頭からすっぽりとかぶった布は、あどけなくも美しい顔立ちを半ば隠している。にもかかわらず、はっきりと感じられるのだ。聖母の優しい微笑みから溢れる、慈愛が。
「すべてを受け入れて、乗り越えた者の表情だと僕は思います」
『蒼の聖母』の前で立ち尽くしていた男は、その声にゆっくりと後ろを振り返った。
「何がきっかけだったのか、僕にもわからない。でも気がついたら、哀しみではなくこういう顔を見せてくれるようになった」
声の主は、男の隣に立った。そして男を見つめ、静かに微笑んだ。
「あなたとの約束は、どうやら守れました」
「ええ。……私の願った以上のことを、あなたはしてくれた」
男――ヴィクターは若い画家に向き直り、深々と頭を下げた。
「ありがとう。アンリを守ってくれて」
「や、やめてください。そんな……」
周囲を憚ったのか、ジョアンは狼狽えた様子でヴィクターの肩に手をかけ、顔を上げさせる。
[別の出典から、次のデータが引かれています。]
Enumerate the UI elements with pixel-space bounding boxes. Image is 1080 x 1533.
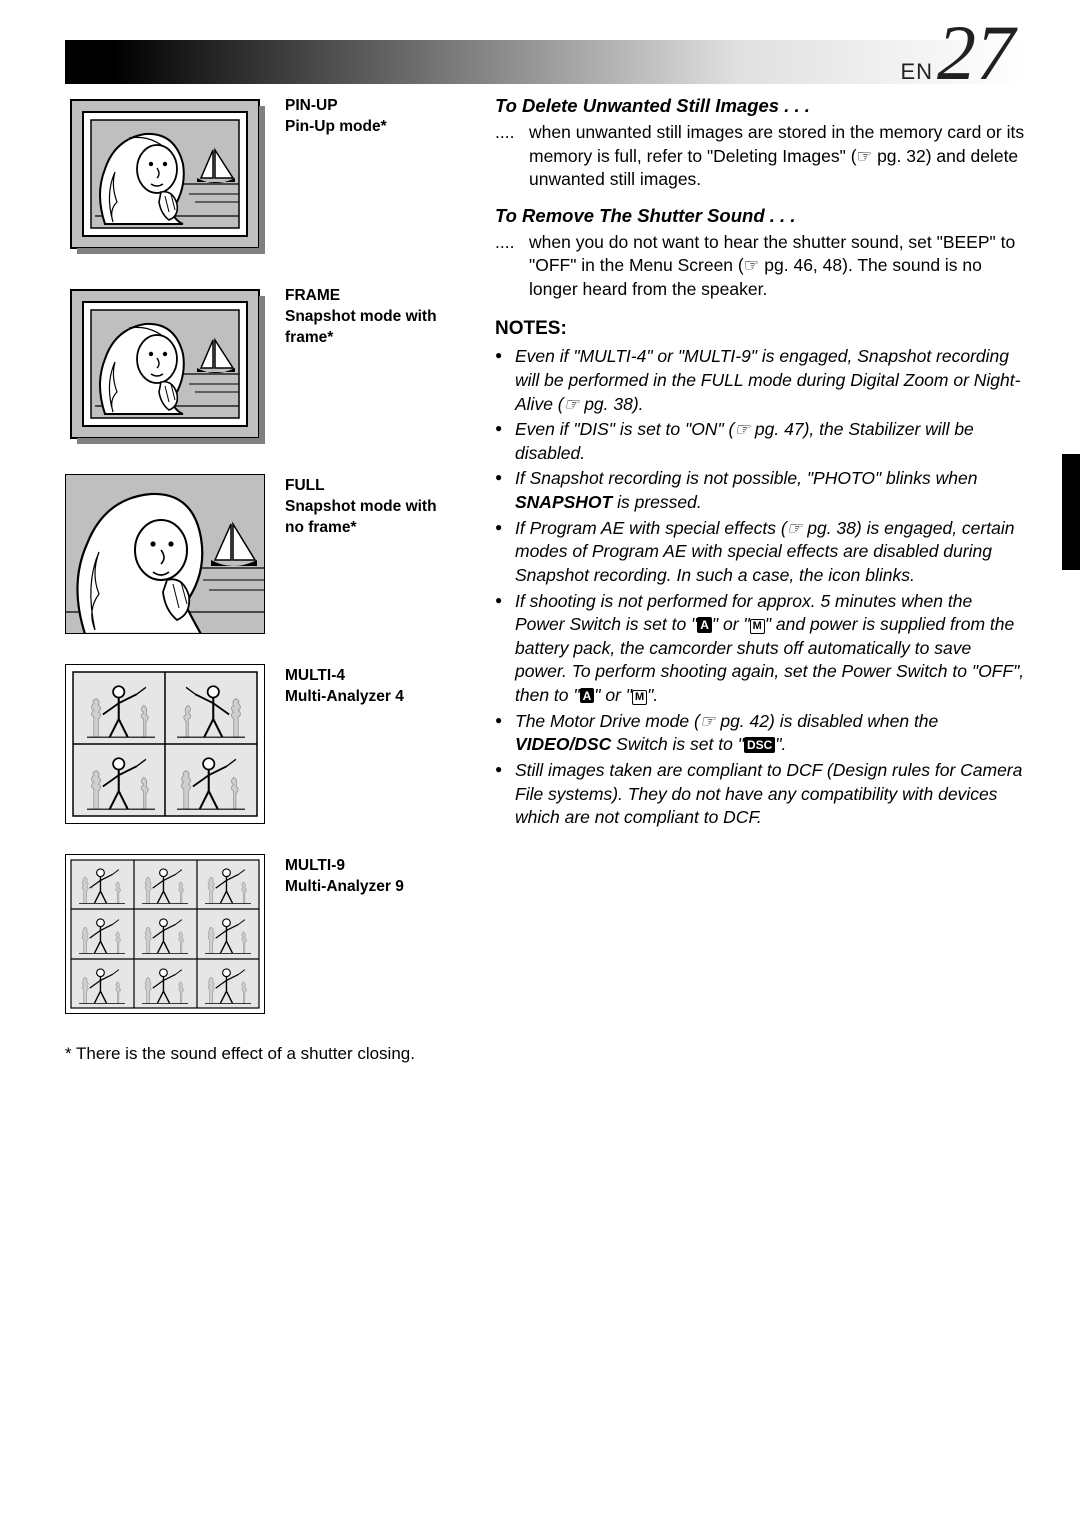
shutter-heading: To Remove The Shutter Sound . . . — [495, 204, 1025, 229]
page-number: EN 27 — [900, 14, 1015, 92]
note-item: If Program AE with special effects (☞ pg… — [495, 517, 1025, 588]
m-mode-icon: M — [750, 619, 765, 634]
delete-body: .... when unwanted still images are stor… — [495, 121, 1025, 192]
delete-heading: To Delete Unwanted Still Images . . . — [495, 94, 1025, 119]
mode-label: FULLSnapshot mode with no frame* — [285, 474, 455, 539]
manual-page: EN 27 PIN-UPPin-Up mode*FRAMESnapshot mo… — [0, 0, 1080, 1533]
ellipsis-lead: .... — [495, 231, 529, 302]
mode-sub: Snapshot mode with no frame* — [285, 497, 455, 539]
mode-sub: Multi-Analyzer 4 — [285, 687, 404, 708]
mode-illustration — [65, 284, 265, 444]
delete-body-text: when unwanted still images are stored in… — [529, 121, 1025, 192]
mode-label: MULTI-4Multi-Analyzer 4 — [285, 664, 404, 708]
dsc-icon: DSC — [744, 737, 775, 752]
mode-block: FRAMESnapshot mode with frame* — [65, 284, 455, 444]
page-num-value: 27 — [937, 14, 1015, 92]
mode-block: MULTI-4Multi-Analyzer 4 — [65, 664, 455, 824]
right-column: To Delete Unwanted Still Images . . . ..… — [495, 94, 1025, 1064]
footnote: * There is the sound effect of a shutter… — [65, 1044, 455, 1064]
note-item: If Snapshot recording is not possible, "… — [495, 467, 1025, 514]
a-mode-icon: A — [580, 688, 595, 703]
mode-block: FULLSnapshot mode with no frame* — [65, 474, 455, 634]
mode-title: FULL — [285, 476, 455, 497]
mode-sub: Multi-Analyzer 9 — [285, 877, 404, 898]
mode-illustration — [65, 854, 265, 1014]
pointer-icon: ☞ — [700, 711, 716, 731]
pointer-icon: ☞ — [734, 419, 750, 439]
note-item: Even if "MULTI-4" or "MULTI-9" is engage… — [495, 345, 1025, 416]
notes-heading: NOTES: — [495, 316, 1025, 342]
mode-sub: Pin-Up mode* — [285, 117, 387, 138]
notes-list: Even if "MULTI-4" or "MULTI-9" is engage… — [495, 345, 1025, 830]
mode-title: MULTI-9 — [285, 856, 404, 877]
mode-label: FRAMESnapshot mode with frame* — [285, 284, 455, 349]
mode-title: FRAME — [285, 286, 455, 307]
mode-label: MULTI-9Multi-Analyzer 9 — [285, 854, 404, 898]
note-item: Even if "DIS" is set to "ON" (☞ pg. 47),… — [495, 418, 1025, 465]
a-mode-icon: A — [697, 617, 712, 632]
mode-title: PIN-UP — [285, 96, 387, 117]
ellipsis-lead: .... — [495, 121, 529, 192]
header-bar: EN 27 — [65, 40, 1025, 84]
shutter-body: .... when you do not want to hear the sh… — [495, 231, 1025, 302]
shutter-body-text: when you do not want to hear the shutter… — [529, 231, 1025, 302]
mode-label: PIN-UPPin-Up mode* — [285, 94, 387, 138]
mode-illustration — [65, 474, 265, 634]
content-columns: PIN-UPPin-Up mode*FRAMESnapshot mode wit… — [65, 94, 1025, 1064]
note-item: The Motor Drive mode (☞ pg. 42) is disab… — [495, 710, 1025, 757]
pointer-icon: ☞ — [787, 518, 803, 538]
pointer-icon: ☞ — [564, 394, 580, 414]
lang-label: EN — [900, 59, 933, 85]
note-item: If shooting is not performed for approx.… — [495, 590, 1025, 708]
mode-sub: Snapshot mode with frame* — [285, 307, 455, 349]
mode-illustration — [65, 664, 265, 824]
mode-illustration — [65, 94, 265, 254]
note-item: Still images taken are compliant to DCF … — [495, 759, 1025, 830]
mode-block: PIN-UPPin-Up mode* — [65, 94, 455, 254]
side-tab — [1062, 454, 1080, 570]
left-column: PIN-UPPin-Up mode*FRAMESnapshot mode wit… — [65, 94, 455, 1064]
mode-title: MULTI-4 — [285, 666, 404, 687]
mode-block: MULTI-9Multi-Analyzer 9 — [65, 854, 455, 1014]
m-mode-icon: M — [632, 690, 647, 705]
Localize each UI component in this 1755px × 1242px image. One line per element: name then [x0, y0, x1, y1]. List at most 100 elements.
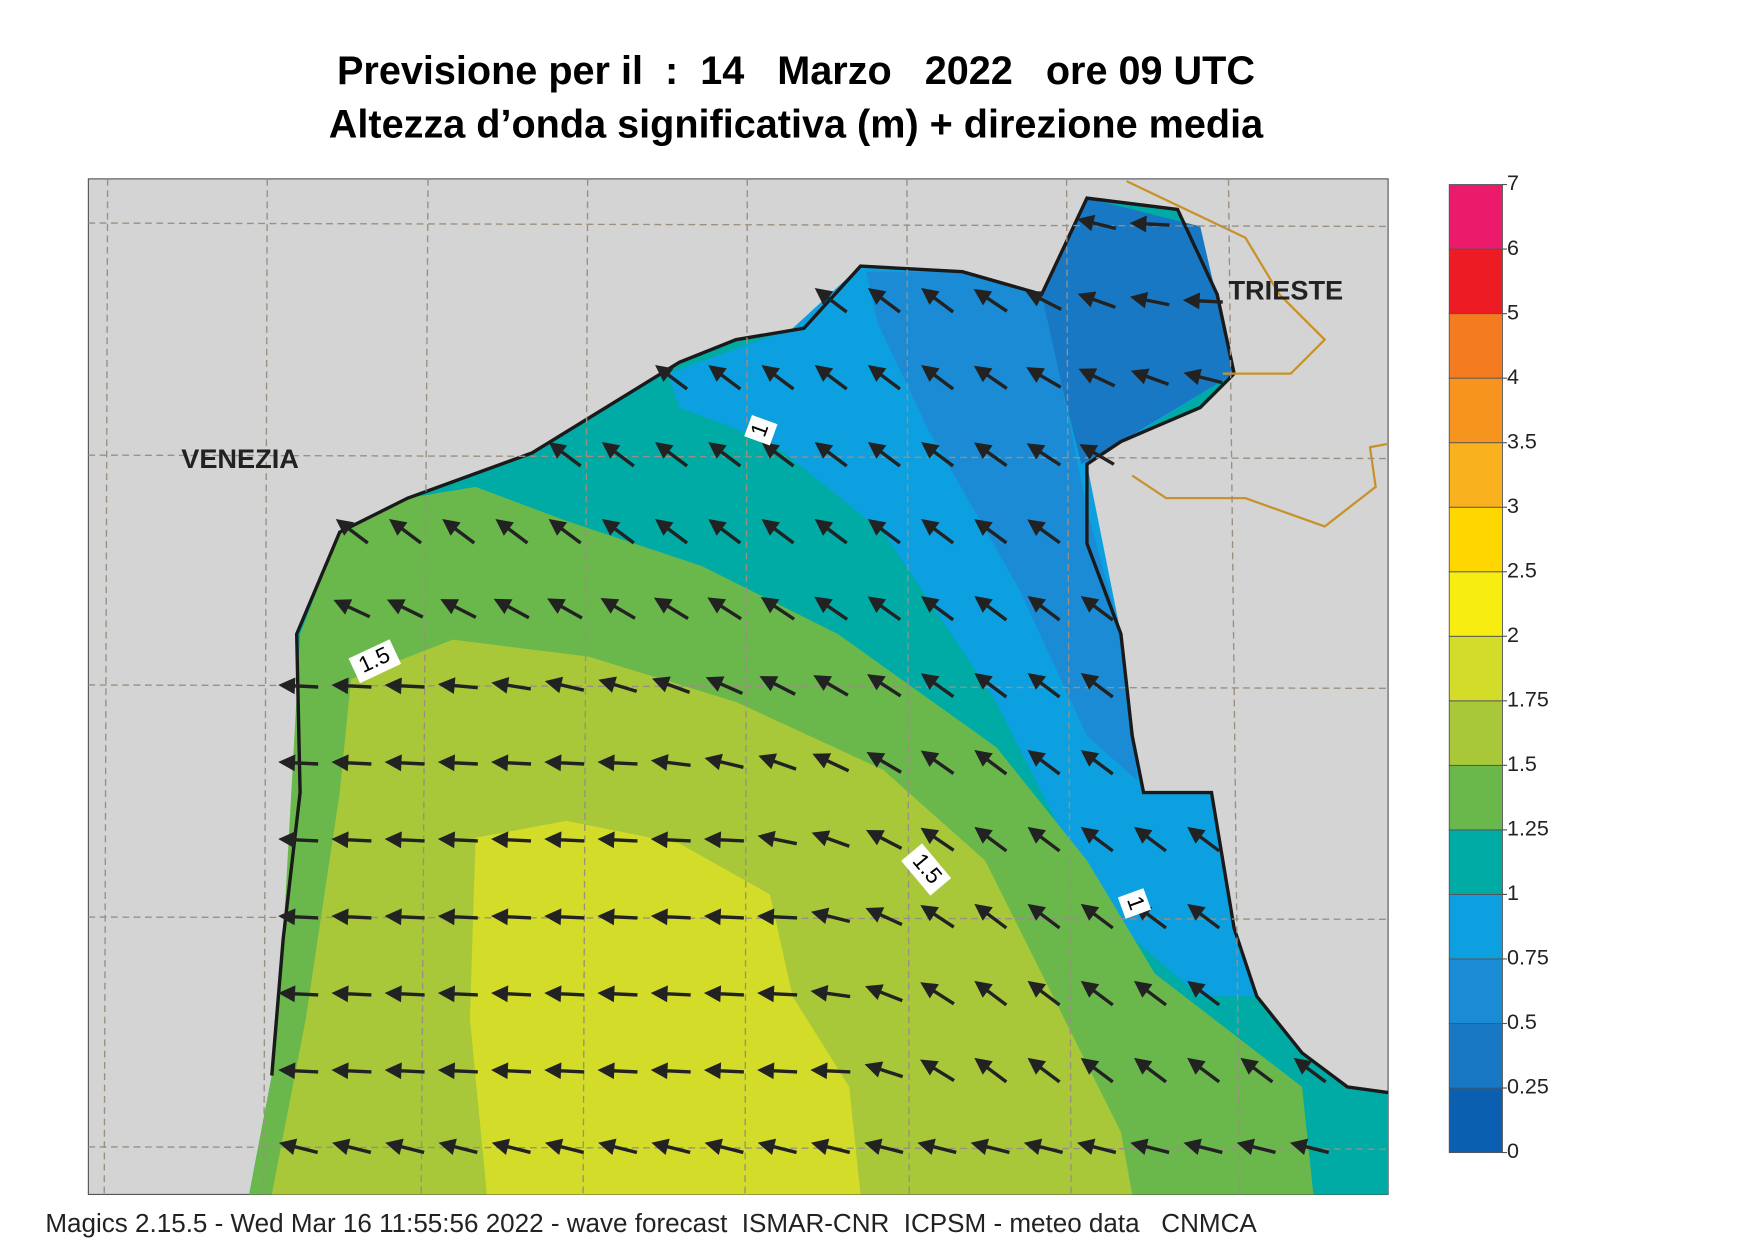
wave-arrow [386, 599, 424, 619]
wave-arrow [597, 908, 638, 926]
wave-arrow [384, 831, 425, 849]
border [1126, 180, 1389, 528]
wave-arrow [1187, 980, 1221, 1007]
wave-arrow [761, 441, 795, 468]
wave-arrow [548, 441, 582, 468]
colorbar-segment [1448, 377, 1503, 444]
wave-arrow [1027, 903, 1061, 930]
colorbar-segment [1448, 571, 1503, 637]
wave-arrow [437, 831, 478, 849]
wave-arrow [651, 1138, 691, 1155]
colorbar-segment [1448, 1023, 1503, 1089]
wave-arrow [600, 597, 636, 620]
wave-arrow [601, 441, 635, 468]
wave-arrow [759, 676, 796, 696]
wave-arrow [1027, 519, 1061, 545]
contour-label-box: 1 [1117, 888, 1152, 919]
wave-arrow [1187, 1057, 1221, 1084]
wave-arrow [1080, 826, 1114, 853]
wave-arrow [1130, 1138, 1170, 1155]
wave-arrow [867, 674, 902, 698]
wave-arrow [491, 1138, 531, 1155]
wave-arrow [650, 908, 691, 926]
wave-arrow [814, 441, 848, 468]
wave-arrow [814, 288, 848, 314]
footer: Magics 2.15.5 - Wed Mar 16 11:55:56 2022… [45, 1208, 1257, 1238]
wave-arrow [1293, 1057, 1327, 1084]
wave-arrow [437, 908, 478, 926]
wave-arrow [761, 518, 795, 545]
wave-arrow [384, 985, 425, 1003]
wave-arrow [1133, 826, 1167, 853]
wave-arrow [1182, 292, 1223, 310]
wave-arrow [278, 754, 319, 772]
colorbar-segment [1448, 313, 1503, 379]
wave-arrow [707, 597, 742, 621]
coastline [270, 196, 1389, 1095]
colorbar-label: 0.75 [1507, 946, 1549, 970]
wave-arrow [974, 595, 1008, 622]
colorbar-segment [1448, 248, 1503, 315]
wave-arrow [437, 754, 478, 772]
colorbar-segment [1448, 829, 1503, 895]
wave-arrow [813, 675, 849, 697]
wave-arrow [814, 596, 849, 621]
wave-arrow [708, 518, 742, 545]
colorbar: 0 0.25 0.5 0.75 1 1.25 1.5 1.75 2 2.5 3 3.5 4 5 6 7 [1448, 171, 1549, 1163]
wave-arrow [333, 599, 371, 619]
wave-arrow [437, 677, 478, 695]
colorbar-segment [1448, 958, 1503, 1024]
wave-arrow [867, 518, 901, 545]
wave-arrow [867, 288, 901, 314]
wave-arrow [1130, 291, 1170, 309]
colorbar-segment [1448, 184, 1503, 250]
wave-arrow [810, 985, 851, 1002]
wave-arrow [653, 597, 689, 621]
colorbar-label: 2 [1507, 623, 1519, 647]
wave-arrow [331, 985, 372, 1003]
wave-arrow [1236, 1138, 1276, 1155]
wave-arrow [491, 985, 532, 1003]
wave-arrow [491, 1062, 532, 1080]
wave-arrow [544, 754, 585, 772]
colorbar-segment [1448, 893, 1503, 960]
wave-arrow [974, 749, 1008, 776]
wave-arrow [601, 518, 635, 545]
wave-arrow [1080, 749, 1114, 776]
wave-arrow [1133, 1057, 1167, 1084]
wave-arrow [974, 1057, 1008, 1084]
wave-arrow [1080, 903, 1114, 930]
colorbar-label: 0.5 [1507, 1010, 1537, 1034]
wave-arrow [920, 982, 955, 1006]
colorbar-label: 2.5 [1507, 558, 1537, 582]
wave-arrow [278, 1062, 319, 1080]
wave-arrow [864, 1138, 904, 1155]
colorbar-label: 3.5 [1507, 429, 1537, 453]
wave-arrow [650, 754, 691, 771]
wave-arrow [278, 677, 319, 695]
wave-arrow [1080, 595, 1114, 622]
wave-arrow [442, 518, 476, 545]
wave-arrow [920, 827, 955, 852]
wave-arrow [331, 1062, 372, 1080]
wave-arrow [491, 754, 532, 772]
wave-arrow [814, 518, 848, 545]
wave-arrow [1078, 368, 1116, 388]
wave-arrow [1027, 595, 1061, 622]
arrows [278, 214, 1330, 1155]
wave-arrow [814, 365, 848, 391]
wave-arrow [650, 831, 691, 849]
wave-arrow [385, 1138, 425, 1155]
wave-arrow [1130, 368, 1170, 386]
colorbar-label: 0.25 [1507, 1075, 1549, 1099]
wave-arrow [920, 750, 955, 775]
wave-arrow [1079, 444, 1115, 466]
wave-arrow [1080, 980, 1114, 1007]
title-line: Previsione per il : 14 Marzo 2022 ore 09… [337, 49, 1255, 93]
wave-zone [866, 271, 1138, 782]
wave-arrow [974, 980, 1008, 1007]
wave-arrow [1027, 672, 1061, 699]
colorbar-label: 1.5 [1507, 752, 1537, 776]
wave-arrow [655, 365, 689, 391]
colorbar-label: 1.25 [1507, 817, 1549, 841]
「僕は当初の目的通り、出品する絵を描いただけです。それに最初は、哀しんでいるアンリを描いてあなたに見せつけてやろうと思った」
でも、と彼は苦笑混じりに続けた。
「でも嬉しいことに、アンリは日に日に立ち直ってくれた。あなたのことはいつも気にかけていたけれど……なんて言うか、最初の頃とは別の気持ちに変わっていったようでした」
ヴィクターは頷く。新聞記事にあったジョアンの言葉から、それは窺えた。
「あなたがアンリを変えてくれた。それは間違いありません」
「何もしていませんよ。ただ絵を描いて、一緒に過ごして、話をして。そんなことしか」
ジョアンはしきりに首を振るが、それこそが必要なことだったのだとヴィクターは思う。
だから、聖母はこんなにも優しい顔をしているのだ。
「彼、少し前から料理を始めたんです」
礼を言われることに面映ゆくなったのか、ジョアンは唐突に話題を変えた。
「パイ料理が得意なんです。肉のパイをおいしく作りたいんだって」
「そうですか……」
母の思い出をほとんど持たない弟に、かつて話したことを思い出す。母が料理上手だったこと、ヴィクターの好物のこと。
覚えていた、のだろうか。だから。
「あ、でも」
内心の複雑さがヴィクターの表情を変えるより早く、ジョアンは言葉を継いだ。
「彼が好きで一番よく作るのは、木イチゴのパイなんですよ。甘くておいしいからって」
そしてとても嬉しそうに、ジョアンは笑った。
ヴィクターもつられて微笑んでしまう、そんな幸福感を全身から滲ませて。
「ぜひ、食べてあげてください。きっと喜ぶから」
「ええ……」
ヴィクターは、短く応えた。こみ上げてくるものが喉を塞いでいて、それ以上は何も言えなかった。
何とかそれを飲み下してから、彼は改めて口を開く。
「ぜひ……そうしたい」
ジョアンの笑みは、一層深くなった。
そのまま彼はヴィクターの手を引いて、画廊の出口へと歩き出す。
眩く射し込んでくる光の色が、淡く潤んで世界に溶けた。